As newsroom arguments go, the one about the Olympics is pretty tame. But every other year, it does happen -- in pretty much the same way.
Someone asks if we should warn listeners before giving the results of Olympics competitions that won't be on TV until evening. Then someone else says the listeners are grown-ups who can handle hearing news stories without spoiler alerts.
No matter what balance we strike, some listeners will be annoyed because they are either 1) sports fans who see sporting results as news, or 2) drama fans who want to watch an athlete's story unfold without knowing the ending.
That both groups care enough to let us know illustrates what makes the Olympics special -- a successful union of sport and story, athleticism and emotion.
NBC knows it has to serve both audiences. It's why sports fans can watch hockey, curling and ski races live on cable during the day. And why, for the drama fans, the network prepares soft-focus hard-luck profiles to intensify the stories playing out in prime time.
NBC producers gamble that even tape-delayed Olympic drama -- with some snowboarding thrown in for spectacle -- can rival the manufactured story lines of "CSI" or "The Bachelor."
Usually, they're right. Sports transcends statistics when you add the human storyline. That's why an injured Lindsey Vonn skiing the women's downhill helped NBC beat "American Idol" in the ratings for the first time in six years (and why some claim NBC trumped up the injury in the first place).
And while it's easy to go overboard with all those tales of perseverance and near misses, the fact is there's no shortage of amazing personal stories at the Olympics. For every superstar whom Red Bull sponsors, conditions and overexposes, there are dozens of self-made amateur athletes with real stories to tell.
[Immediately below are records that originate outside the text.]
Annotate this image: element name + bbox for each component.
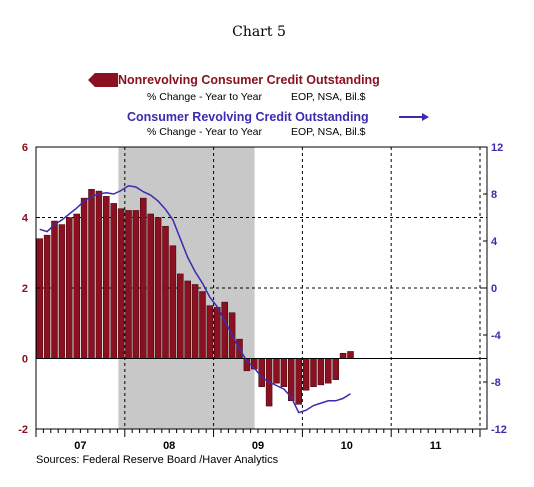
legend: Nonrevolving Consumer Credit Outstanding… [88, 73, 429, 138]
right-axis-tick-label: 12 [491, 142, 503, 154]
legend-item-nonrevolving: Nonrevolving Consumer Credit Outstanding… [88, 73, 380, 103]
legend-subtitle-right-nonrevolving: EOP, NSA, Bil.$ [291, 91, 366, 103]
bar [199, 291, 206, 359]
bar [295, 358, 302, 405]
bar [66, 217, 73, 359]
bar [317, 358, 325, 386]
bar [339, 352, 347, 359]
bar [214, 307, 221, 359]
bar [103, 196, 110, 359]
bar [140, 197, 147, 359]
bar [132, 210, 140, 359]
chart-title: Chart 5 [232, 24, 286, 40]
bar [58, 224, 66, 359]
bar [88, 189, 95, 359]
legend-subtitle-left-revolving: % Change - Year to Year [147, 126, 263, 138]
bar [43, 234, 51, 359]
left-axis-tick-label: 2 [22, 283, 28, 295]
bar [310, 358, 317, 387]
right-axis-tick-label: 4 [491, 236, 498, 248]
bar [258, 358, 265, 387]
x-axis-tick-label: 11 [430, 440, 442, 452]
bar [117, 208, 125, 359]
bar [325, 358, 332, 384]
bar [73, 213, 80, 359]
right-axis-tick-label: -4 [491, 330, 502, 342]
bar [221, 301, 228, 359]
legend-label-nonrevolving: Nonrevolving Consumer Credit Outstanding [118, 73, 380, 87]
bar [206, 305, 214, 359]
legend-label-revolving: Consumer Revolving Credit Outstanding [127, 110, 369, 124]
legend-bar-arrow-icon [88, 73, 118, 87]
bar [162, 226, 169, 359]
series-line-revolving [39, 185, 351, 414]
bar [154, 217, 162, 359]
bar [302, 358, 310, 391]
right-axis-tick-label: -12 [491, 424, 507, 436]
legend-item-revolving: Consumer Revolving Credit Outstanding % … [127, 110, 429, 138]
bar [95, 190, 103, 359]
left-axis-tick-label: 4 [22, 213, 29, 225]
x-axis-tick-label: 07 [74, 440, 86, 452]
bar [347, 351, 354, 359]
bar [191, 284, 199, 359]
right-axis-tick-label: -8 [491, 377, 501, 389]
x-axis-tick-label: 09 [252, 440, 264, 452]
bar [184, 280, 191, 359]
bar [51, 220, 58, 359]
plot-area: -2 0 2 4 6 -12 -8 -4 0 4 8 12 07 08 09 10 11 [18, 142, 507, 452]
source-note: Sources: Federal Reserve Board /Haver An… [36, 454, 279, 466]
bar [36, 238, 43, 359]
legend-line-arrowhead-icon [422, 113, 429, 121]
x-axis-tick-label: 10 [341, 440, 353, 452]
bar [110, 203, 117, 359]
x-axis-tick-label: 08 [163, 440, 175, 452]
legend-subtitle-right-revolving: EOP, NSA, Bil.$ [291, 126, 366, 138]
bar [80, 197, 88, 359]
left-axis-tick-label: 6 [22, 142, 28, 154]
bar [332, 358, 339, 380]
bar [273, 358, 280, 384]
left-axis-tick-label: -2 [18, 424, 28, 436]
bar [280, 358, 288, 387]
bar [147, 213, 154, 359]
bar [177, 273, 184, 359]
bar [169, 245, 177, 359]
right-axis-tick-label: 0 [491, 283, 497, 295]
legend-subtitle-left-nonrevolving: % Change - Year to Year [147, 91, 263, 103]
left-axis-tick-label: 0 [22, 354, 28, 366]
bar [125, 210, 132, 359]
right-axis-tick-label: 8 [491, 189, 497, 201]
Here are two of my favorites:
Minneapolis cross-country skier Caitlin Compton won't get an NBC profile -- and probably not a medal either -- but her story is remarkable. She's not a member of the U.S. Ski Team and she trains in the public parks of flat Minneapolis rather than the elite ski camps of Europe or New England.
Compton makes enough money to compete by teaching kids to ski, and once last year she couldn't afford to fly her skis back from a competition without the help of a former Olympian. Last Monday, Compton was the fastest American in the women's 10k indivdual race in Whistler.
Then there's the guy who may be having the most fun of anyone at the games. Chris Plys, of Duluth, is the alternate for the U.S. men's curling team, so he spent his time on the bench watching his teammates and updating Twitter about the Olympic experience.
Entertainment Weekly took notice and named Plys Olympic Stud of the Day. MTV featured him playing his guitar in a Vancouver park. Now he plans to record an album after the games. (After a disappointing string of losses, the men's team has now called on Plys to play in competition.) Caitlin and Chris are Minnesotans doing the things Minnesotans do in the winter. We play on the ice and we play on the snow. And when we watch them compete, we know how difficult their accomplishments are.
Radio stations and the Internet shouldn't withhold results for the sake of a TV audience. But we also shouldn't forget that news is about more than results.
The best journalism breaks news while telling a tale that makes the news relevant and memorable. The best sporting events do the same. In a world flush with corporate athletes and scripted dramas, the Olympics capture the imagination by being -- mostly -- real.
Jeff Jones is an MPR News producer and "commissioner" of the MPR Fantasy Olympics.